La vie coulait paisiblement au château de Hautes-plaines. La Citadelle, comme il était de coutume de le nommer ce lieu, avait non seulement la réputation d’être imprenable, mais également celle d’avoir inventé la douceur de vivre. Dans les contrées aussi rudes que reculées du royaume de Grubens, c’était en soi un vrai paradoxe.

La Reine Erianor y était pour beaucoup. Elle avait marqué profondément la vie courante de son empreinte. Elle avait ouvert les portes du pays aux réfugiés d’Erum, sa terre natale, après la dernière guerre des Elfes. Ainsi, elle avait su dépasser son rôle de souveraine et fait preuve de bonté.
Donnant un nouvel élan à la culture et à la cuisine, elle en avait même accueilli certains au sein de la Citadelle.
Elle encourageait son fils, l’actuel Capitaine de la Garde Royale, à dénicher des artisans lors de ses périples au travers du pays.
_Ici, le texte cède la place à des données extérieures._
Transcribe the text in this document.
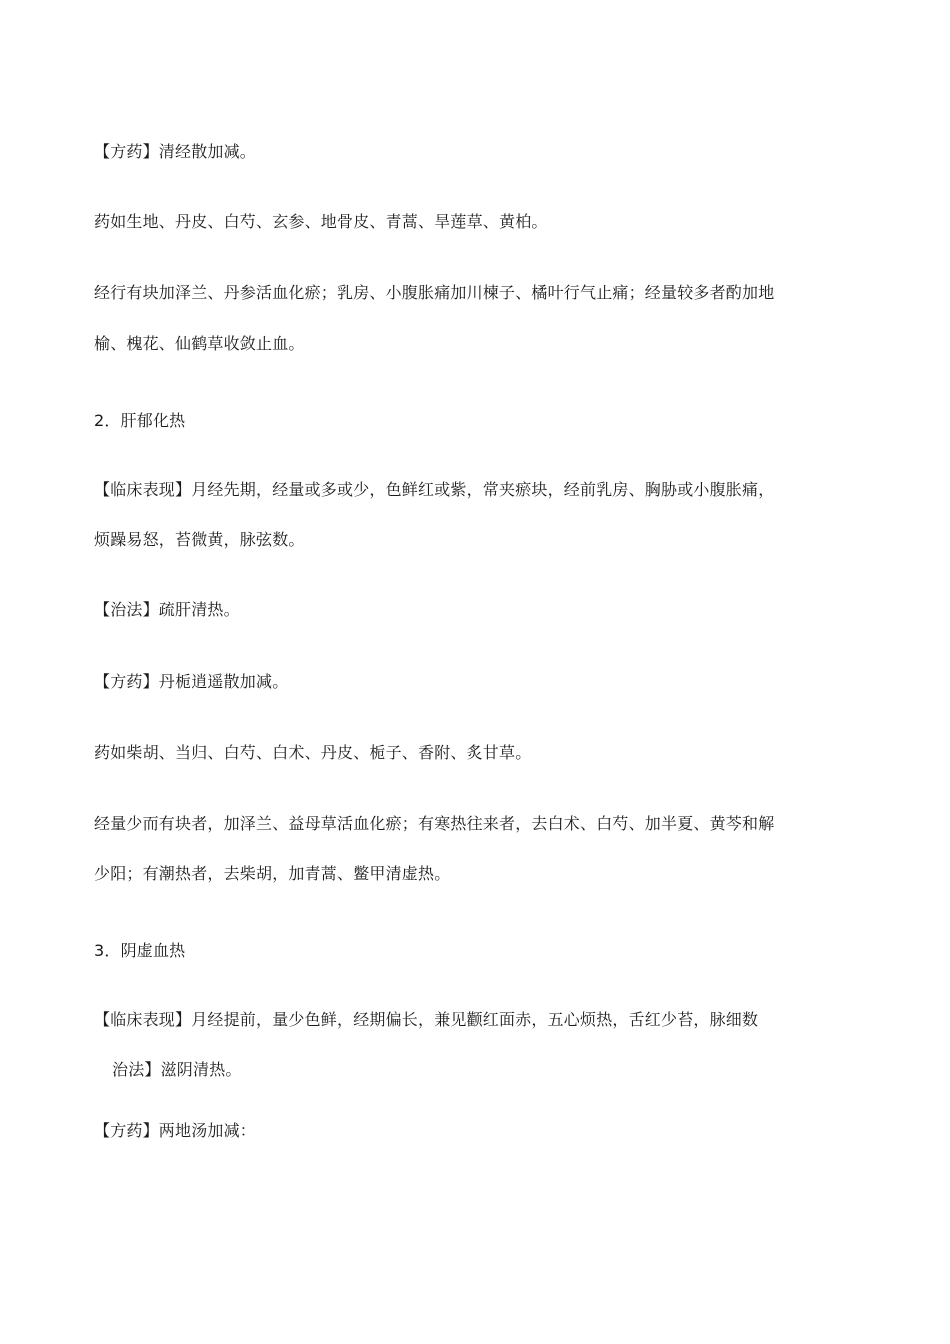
【方药】清经散加减。
药如生地、丹皮、白芍、玄参、地骨皮、青蒿、旱莲草、黄柏。
经行有块加泽兰、丹参活血化瘀；乳房、小腹胀痛加川楝子、橘叶行气止痛；经量较多者酌加地
榆、槐花、仙鹤草收敛止血。
2．肝郁化热
【临床表现】月经先期，经量或多或少，色鲜红或紫，常夹瘀块，经前乳房、胸胁或小腹胀痛，
烦躁易怒，苔微黄，脉弦数。
【治法】疏肝清热。
【方药】丹栀逍遥散加减。
药如柴胡、当归、白芍、白术、丹皮、栀子、香附、炙甘草。
经量少而有块者，加泽兰、益母草活血化瘀；有寒热往来者，去白术、白芍、加半夏、黄芩和解
少阳；有潮热者，去柴胡，加青蒿、鳖甲清虚热。
3．阴虚血热
【临床表现】月经提前，量少色鲜，经期偏长，兼见颧红面赤，五心烦热，舌红少苔，脉细数
治法】滋阴清热。
【方药】两地汤加减：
Elle avait mélangé les us et coutumes des uns et des autres afin de créer ce climat de vie si chaleureux et si particulier.

La souveraine n’était pas ce que l’on pouvait appeler une belle femme. Grande, comme la plupart des habitants originaires d’Erum, elle avait un visage plutôt quelconque. Ses yeux marron étaient de la même couleur que ses cheveux filasses.
Elle portait toujours un bandeau autour de sa tête, tenant ses mèches en chignon. Il protégeait surtout ses oreilles du vent ou du froid en fonction de la saison. Erianor était une femme dure, mais tous la respectaient, car elle était juste.
Malgré ces caractéristiques, il n’y avait pas de personnes plus distinguées et plus gracieuses que la Reine.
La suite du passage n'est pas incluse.